High Court Poised to Rewrite Spending Rules

By ADAM LIPTAK
 
WASHINGTON — A Supreme Court case concerning a quirky documentary critical of Hillary Rodham Clinton may result in a major overhaul of rules governing campaign spending by corporations, the court signaled Monday.

Rather than deciding the case, the only one the justices left unresolved before leaving for their summer break, the court asked for more briefs and a second argument, to be held on Sept. 9, almost a month before the start of the next term.

The parties were asked to offer their views on whether the court should overrule a 1990 decision, Austin v. Michigan Chamber of Commerce, which upheld restrictions on corporate spending to support or oppose political candidates, and part of McConnell v. Federal Election Commission, the 2003 decision that upheld the central provisions of the McCain-Feingold campaign finance law.

“The court is poised to reverse longstanding precedents concerning the rights of corporations to participate in politics,” said Nathaniel Persily, a law professor at Columbia. “The only reason to ask for reargument on this is if they’re going to overturn Austin and McConnell.”

If Judge Sonia Sotomayor, President Obama’s Supreme Court nominee, is confirmed by the Senate by then, the case will be the first one she hears.

The case involves “Hillary: The Movie,” a slashing political documentary released last year while Mrs. Clinton, now the secretary of state, was seeking the Democratic presidential nomination. The film was produced by Citizens United, a conservative advocacy group that is a nonprofit corporation.

The McCain-Feingold law bans the broadcast, cable or satellite transmission of “electioneering communications” paid for by corporations in the 30 days before a presidential primary and in the 60 days before a general election.

The law, as narrowed by a 2007 Supreme Court decision, applies to communications “susceptible to no reasonable interpretation other than as an appeal to vote for or against a specific candidate.” It also requires spoken and written disclaimers in the film and ads for it, along with the disclosure of contributors’ names.

Citizens United lost a suit against the Federal Election Commission last year and then withdrew plans to show its documentary on a cable video-on-demand service and to broadcast television advertisements for it. But the film was shown in theaters in six cities, and it remains available on DVD and online.

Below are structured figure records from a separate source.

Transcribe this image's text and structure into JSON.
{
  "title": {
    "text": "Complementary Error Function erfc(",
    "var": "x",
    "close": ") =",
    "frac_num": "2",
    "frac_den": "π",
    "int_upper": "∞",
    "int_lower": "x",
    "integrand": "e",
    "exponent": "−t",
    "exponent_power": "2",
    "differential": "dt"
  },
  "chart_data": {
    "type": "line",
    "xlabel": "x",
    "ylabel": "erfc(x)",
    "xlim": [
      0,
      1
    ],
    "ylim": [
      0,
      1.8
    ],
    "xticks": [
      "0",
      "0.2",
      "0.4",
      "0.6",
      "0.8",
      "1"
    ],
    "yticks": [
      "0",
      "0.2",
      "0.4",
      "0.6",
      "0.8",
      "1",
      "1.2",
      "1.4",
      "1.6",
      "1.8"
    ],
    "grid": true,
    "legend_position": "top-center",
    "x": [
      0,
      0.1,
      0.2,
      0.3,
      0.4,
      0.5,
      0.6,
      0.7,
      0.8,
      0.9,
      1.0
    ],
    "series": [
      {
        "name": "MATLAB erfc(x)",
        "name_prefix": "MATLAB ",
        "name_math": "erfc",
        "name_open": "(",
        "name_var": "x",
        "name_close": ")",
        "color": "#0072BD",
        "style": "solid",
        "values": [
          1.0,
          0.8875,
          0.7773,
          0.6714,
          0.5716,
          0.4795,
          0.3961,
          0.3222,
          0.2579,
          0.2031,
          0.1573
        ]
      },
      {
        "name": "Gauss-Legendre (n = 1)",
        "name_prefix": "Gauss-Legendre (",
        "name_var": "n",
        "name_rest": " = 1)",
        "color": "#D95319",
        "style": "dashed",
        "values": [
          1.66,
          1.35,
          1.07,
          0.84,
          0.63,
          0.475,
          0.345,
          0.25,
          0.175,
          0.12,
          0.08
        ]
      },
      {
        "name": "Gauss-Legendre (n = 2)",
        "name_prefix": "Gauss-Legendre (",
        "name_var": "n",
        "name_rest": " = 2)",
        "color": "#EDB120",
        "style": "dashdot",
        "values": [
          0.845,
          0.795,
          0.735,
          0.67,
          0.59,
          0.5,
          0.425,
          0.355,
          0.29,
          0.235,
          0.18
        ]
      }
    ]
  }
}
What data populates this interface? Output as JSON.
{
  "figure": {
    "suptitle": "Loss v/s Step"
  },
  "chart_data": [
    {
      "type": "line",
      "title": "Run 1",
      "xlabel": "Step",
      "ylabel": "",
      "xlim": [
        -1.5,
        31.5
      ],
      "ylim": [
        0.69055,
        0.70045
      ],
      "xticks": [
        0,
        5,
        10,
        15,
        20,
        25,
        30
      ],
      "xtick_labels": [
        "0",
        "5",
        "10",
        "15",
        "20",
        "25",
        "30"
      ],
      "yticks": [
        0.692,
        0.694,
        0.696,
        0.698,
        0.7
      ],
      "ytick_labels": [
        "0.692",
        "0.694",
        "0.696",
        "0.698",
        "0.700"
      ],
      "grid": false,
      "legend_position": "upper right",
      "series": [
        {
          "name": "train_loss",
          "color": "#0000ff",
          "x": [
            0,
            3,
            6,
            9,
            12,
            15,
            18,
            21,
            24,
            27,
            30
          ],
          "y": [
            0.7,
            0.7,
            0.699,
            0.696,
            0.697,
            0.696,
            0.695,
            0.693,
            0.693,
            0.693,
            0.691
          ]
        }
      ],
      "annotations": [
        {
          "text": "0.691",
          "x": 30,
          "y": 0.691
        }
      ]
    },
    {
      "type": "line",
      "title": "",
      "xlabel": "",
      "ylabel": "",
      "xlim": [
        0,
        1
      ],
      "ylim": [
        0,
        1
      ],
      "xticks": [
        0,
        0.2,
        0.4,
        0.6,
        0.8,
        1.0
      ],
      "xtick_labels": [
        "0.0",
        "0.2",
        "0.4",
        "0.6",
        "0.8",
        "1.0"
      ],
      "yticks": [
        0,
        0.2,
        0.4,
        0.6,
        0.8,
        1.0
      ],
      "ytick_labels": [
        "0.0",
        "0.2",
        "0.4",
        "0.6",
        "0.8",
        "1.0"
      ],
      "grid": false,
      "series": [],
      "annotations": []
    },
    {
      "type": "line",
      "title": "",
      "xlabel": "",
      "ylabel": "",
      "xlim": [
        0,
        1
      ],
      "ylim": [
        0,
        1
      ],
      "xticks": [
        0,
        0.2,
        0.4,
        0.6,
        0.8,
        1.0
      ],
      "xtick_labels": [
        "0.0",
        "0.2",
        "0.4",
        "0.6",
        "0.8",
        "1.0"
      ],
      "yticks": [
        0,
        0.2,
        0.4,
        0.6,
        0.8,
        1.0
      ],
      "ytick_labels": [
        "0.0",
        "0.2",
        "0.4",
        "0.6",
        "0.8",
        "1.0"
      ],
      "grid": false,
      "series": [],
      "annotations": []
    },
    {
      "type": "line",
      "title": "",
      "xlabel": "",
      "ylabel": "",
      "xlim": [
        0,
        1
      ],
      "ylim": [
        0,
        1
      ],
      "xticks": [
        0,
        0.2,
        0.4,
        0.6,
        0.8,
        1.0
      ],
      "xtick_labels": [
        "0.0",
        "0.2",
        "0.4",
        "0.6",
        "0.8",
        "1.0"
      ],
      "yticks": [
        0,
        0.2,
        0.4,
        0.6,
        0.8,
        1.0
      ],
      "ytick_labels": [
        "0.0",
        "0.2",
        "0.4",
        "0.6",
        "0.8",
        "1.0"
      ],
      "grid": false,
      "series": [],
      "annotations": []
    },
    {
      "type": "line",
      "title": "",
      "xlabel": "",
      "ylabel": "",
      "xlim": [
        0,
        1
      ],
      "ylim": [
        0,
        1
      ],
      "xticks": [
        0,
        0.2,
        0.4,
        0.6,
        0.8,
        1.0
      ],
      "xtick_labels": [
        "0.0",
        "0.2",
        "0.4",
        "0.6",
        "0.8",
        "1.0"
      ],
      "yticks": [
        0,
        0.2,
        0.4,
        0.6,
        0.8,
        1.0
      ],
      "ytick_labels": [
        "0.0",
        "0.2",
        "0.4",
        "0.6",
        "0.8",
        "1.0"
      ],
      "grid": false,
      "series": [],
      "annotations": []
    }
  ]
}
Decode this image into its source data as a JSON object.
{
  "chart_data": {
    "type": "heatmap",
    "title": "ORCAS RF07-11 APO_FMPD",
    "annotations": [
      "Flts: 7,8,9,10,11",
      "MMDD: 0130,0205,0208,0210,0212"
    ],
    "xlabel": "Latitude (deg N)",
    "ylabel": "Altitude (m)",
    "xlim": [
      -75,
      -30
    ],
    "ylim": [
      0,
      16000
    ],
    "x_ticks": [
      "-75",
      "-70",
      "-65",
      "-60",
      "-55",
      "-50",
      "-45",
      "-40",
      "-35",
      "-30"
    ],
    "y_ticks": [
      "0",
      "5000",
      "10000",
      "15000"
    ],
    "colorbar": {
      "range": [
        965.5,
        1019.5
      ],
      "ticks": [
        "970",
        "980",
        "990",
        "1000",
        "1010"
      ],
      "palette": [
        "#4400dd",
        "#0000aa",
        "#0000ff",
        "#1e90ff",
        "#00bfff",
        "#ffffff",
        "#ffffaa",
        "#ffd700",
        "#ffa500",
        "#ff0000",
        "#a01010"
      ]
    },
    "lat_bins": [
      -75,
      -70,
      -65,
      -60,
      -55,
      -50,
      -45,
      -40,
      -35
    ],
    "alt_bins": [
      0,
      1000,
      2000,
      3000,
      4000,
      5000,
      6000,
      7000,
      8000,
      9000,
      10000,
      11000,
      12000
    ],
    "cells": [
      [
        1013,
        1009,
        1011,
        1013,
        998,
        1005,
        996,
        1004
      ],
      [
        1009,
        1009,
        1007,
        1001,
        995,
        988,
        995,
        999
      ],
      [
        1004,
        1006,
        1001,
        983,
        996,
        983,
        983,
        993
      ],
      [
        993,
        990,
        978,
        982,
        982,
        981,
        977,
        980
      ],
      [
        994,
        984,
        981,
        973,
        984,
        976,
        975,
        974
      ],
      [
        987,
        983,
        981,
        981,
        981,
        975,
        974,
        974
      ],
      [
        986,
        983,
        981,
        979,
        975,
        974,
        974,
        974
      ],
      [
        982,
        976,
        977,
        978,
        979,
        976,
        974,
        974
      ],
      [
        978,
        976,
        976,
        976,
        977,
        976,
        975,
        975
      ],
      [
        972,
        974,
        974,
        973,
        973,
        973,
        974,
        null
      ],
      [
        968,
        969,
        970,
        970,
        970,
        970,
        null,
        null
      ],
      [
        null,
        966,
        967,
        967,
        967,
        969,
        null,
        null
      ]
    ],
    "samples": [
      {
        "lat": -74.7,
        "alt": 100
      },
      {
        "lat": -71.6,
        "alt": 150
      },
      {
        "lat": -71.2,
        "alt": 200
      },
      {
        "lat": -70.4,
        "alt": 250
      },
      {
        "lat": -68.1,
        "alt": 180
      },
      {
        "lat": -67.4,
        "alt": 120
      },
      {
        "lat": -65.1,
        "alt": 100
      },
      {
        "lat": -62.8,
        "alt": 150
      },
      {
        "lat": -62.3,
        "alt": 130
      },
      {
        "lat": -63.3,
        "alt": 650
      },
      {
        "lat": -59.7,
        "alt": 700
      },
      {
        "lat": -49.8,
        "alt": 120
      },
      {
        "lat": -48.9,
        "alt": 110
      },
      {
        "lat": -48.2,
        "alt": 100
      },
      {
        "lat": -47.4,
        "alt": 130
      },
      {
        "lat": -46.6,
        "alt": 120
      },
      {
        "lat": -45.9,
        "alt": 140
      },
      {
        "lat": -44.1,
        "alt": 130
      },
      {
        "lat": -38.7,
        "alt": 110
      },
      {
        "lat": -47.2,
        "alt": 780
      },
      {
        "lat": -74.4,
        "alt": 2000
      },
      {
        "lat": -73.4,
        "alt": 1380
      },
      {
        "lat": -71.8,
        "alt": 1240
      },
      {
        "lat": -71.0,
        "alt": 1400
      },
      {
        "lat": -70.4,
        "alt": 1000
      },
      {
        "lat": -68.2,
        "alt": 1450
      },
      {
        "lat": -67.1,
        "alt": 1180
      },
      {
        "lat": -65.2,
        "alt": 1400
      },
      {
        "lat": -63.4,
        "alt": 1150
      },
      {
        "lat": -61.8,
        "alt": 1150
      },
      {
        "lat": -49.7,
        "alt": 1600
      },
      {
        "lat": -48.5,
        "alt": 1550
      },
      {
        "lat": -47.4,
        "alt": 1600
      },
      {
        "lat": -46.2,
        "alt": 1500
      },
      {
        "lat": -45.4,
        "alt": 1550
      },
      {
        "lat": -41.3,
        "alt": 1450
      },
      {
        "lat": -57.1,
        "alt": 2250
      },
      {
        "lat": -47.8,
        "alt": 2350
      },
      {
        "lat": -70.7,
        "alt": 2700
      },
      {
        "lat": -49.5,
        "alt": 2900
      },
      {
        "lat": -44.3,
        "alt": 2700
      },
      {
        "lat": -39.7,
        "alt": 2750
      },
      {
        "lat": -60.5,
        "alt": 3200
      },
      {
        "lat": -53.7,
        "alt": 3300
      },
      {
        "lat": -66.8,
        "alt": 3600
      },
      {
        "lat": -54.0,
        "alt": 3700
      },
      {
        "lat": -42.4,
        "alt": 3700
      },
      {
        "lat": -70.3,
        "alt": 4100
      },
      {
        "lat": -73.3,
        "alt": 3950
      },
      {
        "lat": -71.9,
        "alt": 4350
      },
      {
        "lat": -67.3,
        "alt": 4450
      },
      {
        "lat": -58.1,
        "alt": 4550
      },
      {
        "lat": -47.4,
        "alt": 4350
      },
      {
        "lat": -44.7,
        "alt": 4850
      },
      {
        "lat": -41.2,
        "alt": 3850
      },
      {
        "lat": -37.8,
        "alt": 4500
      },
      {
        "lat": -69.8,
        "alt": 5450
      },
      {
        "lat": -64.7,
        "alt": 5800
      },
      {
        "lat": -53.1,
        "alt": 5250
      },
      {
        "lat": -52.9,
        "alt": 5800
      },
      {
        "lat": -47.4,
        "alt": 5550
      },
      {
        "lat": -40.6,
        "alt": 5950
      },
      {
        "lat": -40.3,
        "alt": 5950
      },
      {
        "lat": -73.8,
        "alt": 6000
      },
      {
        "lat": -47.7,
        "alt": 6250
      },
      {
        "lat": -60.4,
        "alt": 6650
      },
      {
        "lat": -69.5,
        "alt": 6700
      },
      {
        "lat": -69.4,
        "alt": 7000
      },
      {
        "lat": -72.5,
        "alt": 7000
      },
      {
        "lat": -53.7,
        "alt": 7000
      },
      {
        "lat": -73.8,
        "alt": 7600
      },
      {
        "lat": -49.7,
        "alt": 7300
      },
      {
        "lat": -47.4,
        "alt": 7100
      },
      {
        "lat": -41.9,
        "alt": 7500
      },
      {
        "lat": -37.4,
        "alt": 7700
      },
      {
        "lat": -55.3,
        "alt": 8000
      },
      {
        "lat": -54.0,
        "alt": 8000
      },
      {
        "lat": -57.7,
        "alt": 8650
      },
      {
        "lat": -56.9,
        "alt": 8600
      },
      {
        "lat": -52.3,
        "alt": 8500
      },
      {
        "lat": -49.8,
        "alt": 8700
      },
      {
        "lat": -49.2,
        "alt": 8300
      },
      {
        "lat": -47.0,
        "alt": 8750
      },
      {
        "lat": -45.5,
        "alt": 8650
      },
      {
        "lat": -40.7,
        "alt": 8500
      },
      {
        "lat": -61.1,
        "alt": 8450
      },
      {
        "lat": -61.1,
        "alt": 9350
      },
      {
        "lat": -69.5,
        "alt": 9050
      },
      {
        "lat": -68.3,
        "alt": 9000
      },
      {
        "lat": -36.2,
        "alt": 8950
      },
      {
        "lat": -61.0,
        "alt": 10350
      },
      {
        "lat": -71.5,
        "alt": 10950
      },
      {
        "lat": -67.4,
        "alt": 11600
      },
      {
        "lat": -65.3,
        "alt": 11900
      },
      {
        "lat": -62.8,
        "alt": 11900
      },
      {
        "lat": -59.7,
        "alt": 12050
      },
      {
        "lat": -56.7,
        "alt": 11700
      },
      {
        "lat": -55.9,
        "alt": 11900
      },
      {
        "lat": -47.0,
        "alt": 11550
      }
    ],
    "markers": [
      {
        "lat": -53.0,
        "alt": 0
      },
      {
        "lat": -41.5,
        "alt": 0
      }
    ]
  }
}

Several justices seemed sympathetic to the group’s position that its First Amendment rights had been violated when the case was argued in March. The government said Congress had the power to ban political books, signs and Internet videos as long as they were paid for by corporations and distributed not long before an election.

The court could have ruled in favor of Citizens United in relatively narrow ways. Its decision to set the case down for reargument suggests that it is considering a much broader ruling, one that may allow unlimited spending from corporate treasuries for television advertisements and other communications to support or oppose candidates.

The Austin decision said campaign speech financed by corporations was suspect. “The corrosive and distorting effects of immense aggregations of wealth that are accumulated with the help of the corporate form,” Justice Thurgood Marshall wrote for the majority in 1990, “have little or no correlation to the public’s support for the corporation’s political ideas.”

Shifts in court personnel since then, particularly the replacement of Justice Sandra Day O’Connor by Justice Samuel A. Alito Jr. in 2006, have substantially altered the court’s attitude to campaign finance laws.

The Roberts court has struck down every campaign finance regulation to reach it, and it seems to have a majority prepared to do more. Indeed, last year, in Federal Election Commission v. Davis, Justice Alito, writing for the majority, said leveling the electoral playing field was not a matter for the courts or constitutional.

The Davis case struck down the “millionaire’s amendment,” which raised the donor limits for rivals of rich politicians who finance their own campaigns.

In his opinion, Justice Alito cited Justice Anthony M. Kennedy’s dissent in the Austin case. “The notion that the government has a legitimate interest in restricting the quantity of speech to equalize the relative influence of speakers on elections,” Justice Kennedy wrote in the passage cited by Justice Alito, is “antithetical to the First Amendment.”